All other questions, which did not address innervation and were posed during RP but not on the final exam, were designated as noncongruent questions (NCQs). An example of an NCQ was “Which of the following is not a bone of the face?” Of course, students were not made aware of these categorizations and were expected to study and learn all the information that was taught during the course.
Data Analysis
The students’ overall levels of participation in RP were obtained from the tabulated statistics on TopHat©. Furthermore, their grades for each of the CCQs were obtained from TopHat© and their final exam answer sheets. All data were tabulated, and data analysis was performed according to demographics. Students were categorized into one of two groups based on the level of their participation. Participation was characterized as the total number of RP questions the students answered during the semester, regardless of the correctness of those answers. The dichotomous cut-off for participation was set at 85% due to a natural gap in the data (see Table 1), as determined by a consulting statistician in the faculty. Therefore, students who participated ≥ 85% were classified as the high RP group, and those who participated < 85% were classified as the low RP group. The participants in both groups were similar in terms of intellectual ability, as measured by their GPA prior to the commencement of the course.
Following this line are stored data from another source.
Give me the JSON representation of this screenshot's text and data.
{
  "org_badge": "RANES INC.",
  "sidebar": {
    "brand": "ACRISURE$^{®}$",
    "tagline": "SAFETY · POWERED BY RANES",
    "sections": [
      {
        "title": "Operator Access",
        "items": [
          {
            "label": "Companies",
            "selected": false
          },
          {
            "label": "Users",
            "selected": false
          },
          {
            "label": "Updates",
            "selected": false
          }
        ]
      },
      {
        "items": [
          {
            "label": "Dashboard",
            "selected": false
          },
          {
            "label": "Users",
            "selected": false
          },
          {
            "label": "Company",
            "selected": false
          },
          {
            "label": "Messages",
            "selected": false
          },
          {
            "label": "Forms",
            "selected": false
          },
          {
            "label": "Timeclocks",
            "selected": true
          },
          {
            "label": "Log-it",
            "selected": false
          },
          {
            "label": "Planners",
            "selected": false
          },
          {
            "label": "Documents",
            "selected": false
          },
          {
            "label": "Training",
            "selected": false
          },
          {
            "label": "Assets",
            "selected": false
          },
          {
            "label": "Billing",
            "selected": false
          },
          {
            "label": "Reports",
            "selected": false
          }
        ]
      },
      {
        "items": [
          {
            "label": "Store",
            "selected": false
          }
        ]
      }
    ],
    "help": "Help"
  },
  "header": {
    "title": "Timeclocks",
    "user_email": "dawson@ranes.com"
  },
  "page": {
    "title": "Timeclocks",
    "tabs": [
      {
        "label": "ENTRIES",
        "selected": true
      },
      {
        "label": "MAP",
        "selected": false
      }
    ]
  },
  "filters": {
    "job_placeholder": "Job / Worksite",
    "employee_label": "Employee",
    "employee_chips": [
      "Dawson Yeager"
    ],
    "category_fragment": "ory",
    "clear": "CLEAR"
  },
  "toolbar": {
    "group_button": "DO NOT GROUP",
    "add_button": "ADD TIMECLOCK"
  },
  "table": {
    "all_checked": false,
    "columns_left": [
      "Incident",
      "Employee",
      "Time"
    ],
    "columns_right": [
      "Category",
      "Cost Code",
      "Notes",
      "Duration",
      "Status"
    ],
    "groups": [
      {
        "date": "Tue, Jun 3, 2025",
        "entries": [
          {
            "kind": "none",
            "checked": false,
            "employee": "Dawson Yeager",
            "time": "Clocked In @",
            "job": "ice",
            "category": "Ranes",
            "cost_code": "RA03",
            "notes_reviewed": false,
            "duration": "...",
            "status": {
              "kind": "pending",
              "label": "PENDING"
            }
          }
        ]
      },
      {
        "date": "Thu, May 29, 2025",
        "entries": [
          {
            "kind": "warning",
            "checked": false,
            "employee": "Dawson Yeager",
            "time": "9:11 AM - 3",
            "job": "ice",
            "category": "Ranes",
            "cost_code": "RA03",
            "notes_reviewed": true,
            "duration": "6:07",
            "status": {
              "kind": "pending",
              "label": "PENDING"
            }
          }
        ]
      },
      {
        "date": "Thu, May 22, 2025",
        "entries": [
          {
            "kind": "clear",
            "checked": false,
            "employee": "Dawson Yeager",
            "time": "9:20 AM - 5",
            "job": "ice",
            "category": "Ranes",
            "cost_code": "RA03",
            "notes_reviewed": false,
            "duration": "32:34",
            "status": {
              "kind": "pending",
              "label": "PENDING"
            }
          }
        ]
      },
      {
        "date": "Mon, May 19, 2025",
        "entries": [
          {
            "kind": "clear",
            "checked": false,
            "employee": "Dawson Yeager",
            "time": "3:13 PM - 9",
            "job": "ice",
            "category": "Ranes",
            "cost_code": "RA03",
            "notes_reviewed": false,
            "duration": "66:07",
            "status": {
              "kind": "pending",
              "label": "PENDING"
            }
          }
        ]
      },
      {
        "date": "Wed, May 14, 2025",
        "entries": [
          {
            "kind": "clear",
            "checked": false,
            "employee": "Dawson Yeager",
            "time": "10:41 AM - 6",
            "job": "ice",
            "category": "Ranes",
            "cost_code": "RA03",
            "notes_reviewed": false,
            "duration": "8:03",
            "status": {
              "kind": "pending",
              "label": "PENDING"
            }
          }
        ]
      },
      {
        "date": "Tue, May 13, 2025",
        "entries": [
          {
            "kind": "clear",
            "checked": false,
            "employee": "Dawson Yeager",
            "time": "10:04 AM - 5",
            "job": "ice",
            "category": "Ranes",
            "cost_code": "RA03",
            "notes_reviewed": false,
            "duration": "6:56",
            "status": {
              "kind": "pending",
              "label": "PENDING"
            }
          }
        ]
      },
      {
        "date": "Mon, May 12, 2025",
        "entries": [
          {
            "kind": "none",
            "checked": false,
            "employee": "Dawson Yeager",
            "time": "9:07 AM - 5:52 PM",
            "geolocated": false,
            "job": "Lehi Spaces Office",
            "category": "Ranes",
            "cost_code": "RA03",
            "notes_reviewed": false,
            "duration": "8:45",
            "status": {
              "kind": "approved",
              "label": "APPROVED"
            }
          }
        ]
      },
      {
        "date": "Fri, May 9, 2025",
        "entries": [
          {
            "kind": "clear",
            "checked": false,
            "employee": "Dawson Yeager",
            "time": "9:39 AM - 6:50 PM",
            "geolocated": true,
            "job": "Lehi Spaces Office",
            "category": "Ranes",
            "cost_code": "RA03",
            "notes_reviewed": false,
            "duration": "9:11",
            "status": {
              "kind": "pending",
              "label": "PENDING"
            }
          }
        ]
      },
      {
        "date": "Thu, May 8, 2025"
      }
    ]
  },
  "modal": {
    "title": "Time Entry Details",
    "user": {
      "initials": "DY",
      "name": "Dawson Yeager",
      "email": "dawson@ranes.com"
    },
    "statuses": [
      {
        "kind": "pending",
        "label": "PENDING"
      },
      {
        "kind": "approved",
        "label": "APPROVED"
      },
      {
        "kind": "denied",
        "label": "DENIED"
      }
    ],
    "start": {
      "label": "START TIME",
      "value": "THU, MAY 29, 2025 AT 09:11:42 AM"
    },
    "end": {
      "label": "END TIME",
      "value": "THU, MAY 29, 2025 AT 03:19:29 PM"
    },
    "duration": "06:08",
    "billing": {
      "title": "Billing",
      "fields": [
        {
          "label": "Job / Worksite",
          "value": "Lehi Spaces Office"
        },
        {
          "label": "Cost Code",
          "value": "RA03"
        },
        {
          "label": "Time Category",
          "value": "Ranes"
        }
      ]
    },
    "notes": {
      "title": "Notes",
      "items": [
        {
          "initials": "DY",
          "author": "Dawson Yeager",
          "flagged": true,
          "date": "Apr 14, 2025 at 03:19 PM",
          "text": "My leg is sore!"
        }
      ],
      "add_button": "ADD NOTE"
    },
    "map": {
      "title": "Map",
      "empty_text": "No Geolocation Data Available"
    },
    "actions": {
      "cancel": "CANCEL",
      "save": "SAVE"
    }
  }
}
Table 1 Student participation in retrieval practice (RP), according to demographics The Statistical Package for the Social Sciences (SPSS Statistics) was used to analyze the data. Statistical significance was set at p < 0.05. In all statistical analyses, the dependent variable was always student performance on the final exam; the independent variable was student participation on TopHat©. A Shapiro-Wilk’s test was conducted to test for normality of both dependent and independent variables. This indicated that the data were non-normally distributed. Kendall’s tau-b and Spearman’s rank-order correlations, as well as linear regression, were performed to determine the existence (or lack thereof) and strength of the relationship between the dependent and independent variables.